My father was admitted to the mental hospital of Sichuan Medical College. It was in the suburbs of Chengdu, surrounded by rice fields. Bamboo leaves swayed over the brick walls and the iron main gate. A second gate shut off a walled courtyard green with moss the residential area for the doctors and nurses. At the end of the courtyard, a flight of red sandstone stairs led into the windowless side of a two-story building flanked by solid, high walls. The stairs were the only access to the inside the psychiatric wards.
The two male nurses who came for my father were dressed in ordinary clothes, and told him they were taking him to another denunciation meeting. When they reached the hospital my father straggled to get away. They dragged him upstairs into a small empty room, shutting the door behind them so my mother and I would not have to see them putting him into a straitjacket. I was heartbroken to see him being so roughly handled, but I knew it was for his own good.

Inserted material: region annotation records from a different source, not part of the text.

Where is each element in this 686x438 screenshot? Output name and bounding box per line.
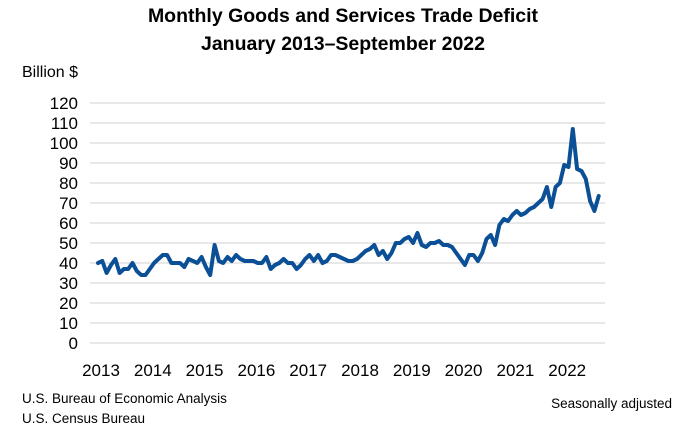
y-tick-label: 50 xyxy=(59,234,78,253)
y-tick-label: 10 xyxy=(59,314,78,333)
chart-subtitle: January 2013–September 2022 xyxy=(200,33,486,55)
x-tick-label: 2021 xyxy=(496,361,534,380)
x-tick-label: 2017 xyxy=(289,361,327,380)
y-tick-label: 60 xyxy=(59,214,78,233)
deficit-series-line xyxy=(96,127,601,277)
y-axis-label: Billion $ xyxy=(22,64,79,81)
y-tick-label: 70 xyxy=(59,194,78,213)
y-tick-label: 80 xyxy=(59,174,78,193)
seasonally-adjusted-note: Seasonally adjusted xyxy=(551,396,672,411)
y-tick-label: 40 xyxy=(59,254,78,273)
x-tick-label: 2020 xyxy=(445,361,483,380)
x-tick-label: 2018 xyxy=(341,361,379,380)
x-tick-label: 2022 xyxy=(548,361,586,380)
x-tick-label: 2016 xyxy=(237,361,275,380)
y-tick-label: 100 xyxy=(50,134,78,153)
y-tick-label: 30 xyxy=(59,274,78,293)
x-tick-label: 2014 xyxy=(134,361,172,380)
x-tick-label: 2019 xyxy=(393,361,431,380)
y-tick-label: 20 xyxy=(59,294,78,313)
y-tick-label: 90 xyxy=(59,154,78,173)
y-tick-label: 120 xyxy=(50,94,78,113)
y-tick-label: 110 xyxy=(51,114,78,133)
x-tick-label: 2015 xyxy=(186,361,224,380)
x-tick-label: 2013 xyxy=(82,361,120,380)
source-census: U.S. Census Bureau xyxy=(22,411,146,426)
y-tick-label: 0 xyxy=(69,334,78,353)
source-bea: U.S. Bureau of Economic Analysis xyxy=(22,391,227,406)
chart-title: Monthly Goods and Services Trade Deficit xyxy=(147,5,539,27)
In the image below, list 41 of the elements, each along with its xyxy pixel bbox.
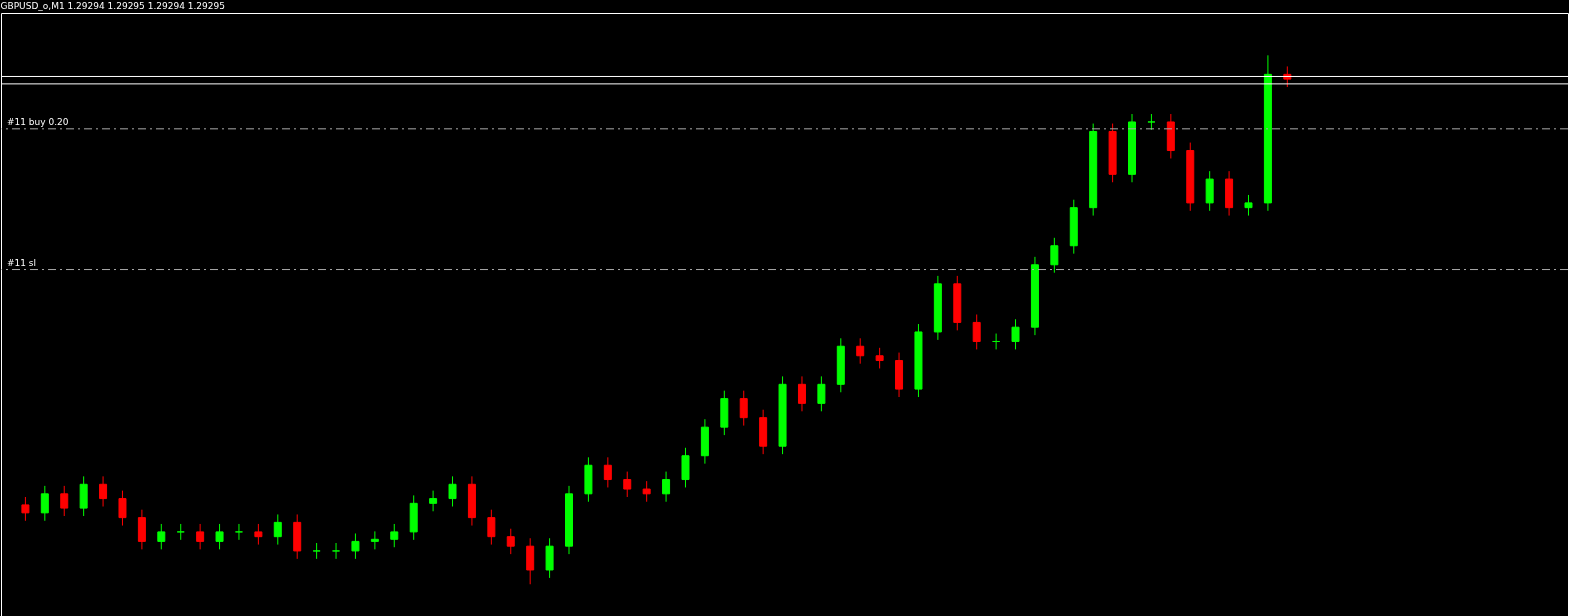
- candlestick: [234, 523, 243, 541]
- candlestick: [875, 347, 884, 369]
- candlestick: [817, 375, 826, 412]
- candlestick: [40, 485, 49, 522]
- candlestick: [196, 523, 205, 550]
- candlestick: [545, 537, 554, 579]
- candlestick: [1011, 318, 1020, 350]
- candlestick: [332, 542, 341, 560]
- candlestick: [137, 509, 146, 550]
- candlestick: [856, 337, 865, 365]
- candlestick: [99, 475, 108, 508]
- candlestick: [254, 523, 263, 546]
- candlestick: [797, 375, 806, 412]
- candlestick: [21, 496, 30, 522]
- candlestick: [351, 532, 360, 560]
- candlestick: [448, 475, 457, 508]
- candlestick: [662, 471, 671, 503]
- candlestick: [429, 490, 438, 512]
- candlestick: [118, 490, 127, 527]
- candlestick: [370, 530, 379, 550]
- candlestick: [739, 390, 748, 427]
- candlestick: [1205, 170, 1214, 212]
- candlestick: [79, 475, 88, 517]
- candlestick: [972, 314, 981, 350]
- candlestick: [1050, 237, 1059, 274]
- candlestick: [1244, 194, 1253, 217]
- candlestick: [157, 523, 166, 550]
- ref-line-label: #11 buy 0.20: [7, 116, 69, 127]
- candlestick: [390, 523, 399, 548]
- candlestick: [681, 447, 690, 488]
- candlestick: [642, 480, 651, 503]
- candlestick: [623, 471, 632, 498]
- candlestick: [526, 537, 535, 585]
- chart-title: GBPUSD_o,M1 1.29294 1.29295 1.29294 1.29295: [0, 1, 225, 11]
- candlestick: [487, 509, 496, 546]
- candlestick: [273, 513, 282, 546]
- candlestick: [603, 456, 612, 488]
- candlestick: [60, 485, 69, 517]
- candlestick: [215, 523, 224, 550]
- ref-line-label: #11 sl: [7, 257, 37, 268]
- candlestick: [506, 528, 515, 555]
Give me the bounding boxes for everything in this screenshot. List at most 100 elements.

The psychiatrist, Dr. Su, was in his thirties, with a gentle face and professional manner. He told my mother he would spend a week observing my father before he gave a diagnosis. At the end of the week, he reached his conclusion: schizophrenia. My father was given electric shocks and insulin injections, for which he had to be tied tight onto the bed. In a few days, he began to recover his sanity. With tears in his eyes, he begged my mother to ask the doctor to change the treatment.

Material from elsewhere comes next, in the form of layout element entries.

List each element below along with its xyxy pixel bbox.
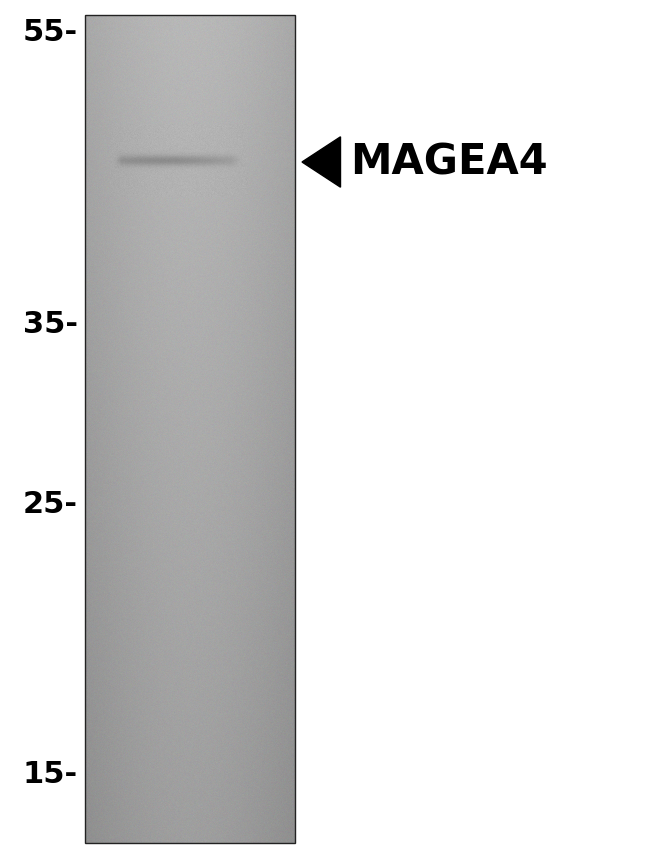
Text: 25-: 25- (23, 490, 78, 519)
Polygon shape (302, 137, 341, 187)
Text: 15-: 15- (23, 760, 78, 789)
Bar (85, 15, 295, 843)
Text: 35-: 35- (23, 310, 78, 339)
Text: MAGEA4: MAGEA4 (350, 141, 547, 183)
Text: 55-: 55- (23, 18, 78, 47)
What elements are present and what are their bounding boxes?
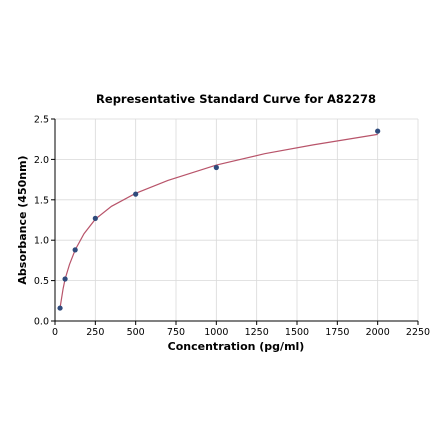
x-tick-label: 1750 [325,327,349,338]
y-tick-label: 0.5 [34,276,49,287]
axes [51,118,419,325]
fit-curve-layer [59,133,378,309]
data-point [133,191,139,197]
fit-curve [59,133,378,309]
x-tick-label: 0 [52,327,58,338]
x-tick-label: 250 [86,327,104,338]
data-point [213,164,219,171]
y-tick-label: 0.0 [34,317,49,328]
data-points [57,128,381,311]
y-tick-label: 1.0 [34,236,49,247]
y-tick-label: 2.5 [34,115,49,126]
chart-title: Representative Standard Curve for A82278 [96,92,376,106]
data-point [375,128,381,134]
x-tick-label: 500 [127,327,145,338]
x-tick-label: 1500 [285,327,309,338]
x-axis-label: Concentration (pg/ml) [168,340,305,353]
data-point [62,276,68,282]
data-point [57,305,63,311]
x-tick-label: 1250 [245,327,269,338]
x-tick-label: 750 [167,327,185,338]
x-tick-label: 1000 [204,327,228,338]
tick-labels: 0 250 500 750 1000 1250 1500 1750 2000 2250 0.0 0.5… [34,115,430,339]
x-tick-label: 2000 [366,327,390,338]
y-axis-label: Absorbance (450nm) [16,155,29,284]
data-point [72,247,78,253]
y-tick-label: 2.0 [34,155,49,166]
data-point [92,215,98,221]
grid [54,118,419,322]
y-tick-label: 1.5 [34,195,49,206]
x-tick-label: 2250 [406,327,430,338]
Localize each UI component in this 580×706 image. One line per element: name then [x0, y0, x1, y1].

"It is so painful." His voice broke.
"It feels worse than death." But Dr. Su said there was no other way.
The next time I saw my father, he was sitting on his bed chatting to my mother and Yan and Yong. They were all smiling. My father was even laughing. He looked well again.
I had to pretend to go to the toilet to wipe away my tears.
On the orders of Red Chengdu, my father received special food and a full-time nurse. Yan and Yong visited him often, with members of his department who were sympathetic to him and who had themselves been subjected to denunciation meetings by Mrs. Shau's group. My father liked Yan and Yong very much, and although he could be unobservant, he realized they were in love, and teased them charmingly. I could see they enjoyed this greatly. At last, I felt, the nightmare was over; now that my father was well, we could face any disasters together.
The treatment lasted about forty days. By mid-July he was back to normal. He was discharged, and he and my mother were taken to Chengdu University, where they were given a suite in a small self contained courtyard.
Student guards were placed on the gate. My father was provided with a pseudonym and told that he should not go out of the courtyard during the day, for his safety. My mother fetched their meals from a special kitchen. Yan and Yong came to see him every day, as did the Red Chengdu leaders, who were all very courteous to him.
I visited my parents there often, riding a borrowed bicycle for an hour on potholed country roads. My father seemed peaceful. He would say over and over again how grateful he felt to these students for enabling him to get treatment.
When it was dark, he was allowed out, and we went for long, quiet strolls on the campus, followed at a distance by a couple of guards. We wandered along the lanes lined with hedges of Cape jasmine. The fist-sized white flowers gave off a strong fragrance in the summer breeze. It seemed like a dream of serenity, so far away from the terror and violence. I knew this was my father's prison, but I wished he would never have to come out.
In the summer of 1967, factional fighting among the Rebels was escalating into mini civil war all over China.
The antagonism between the Rebel factions was far greater than their supposed anger toward the capitalist-roaders, because they were fighting tooth and nail for power. Kang Sheng, Mao's intelligence chief, and Mme Mao led the Cultural Revolution Authority in stirring up more animosity by calling the factional fighting 'an extension of the struggle between the Communists and the Kuomintang' without specifying which group was which. The Cultural Revolution Authority ordered the army to 'arm the Rebels for self-defense," without telling them which factions to support. Inevitably, different army units armed different factions on the basis of their own preferences.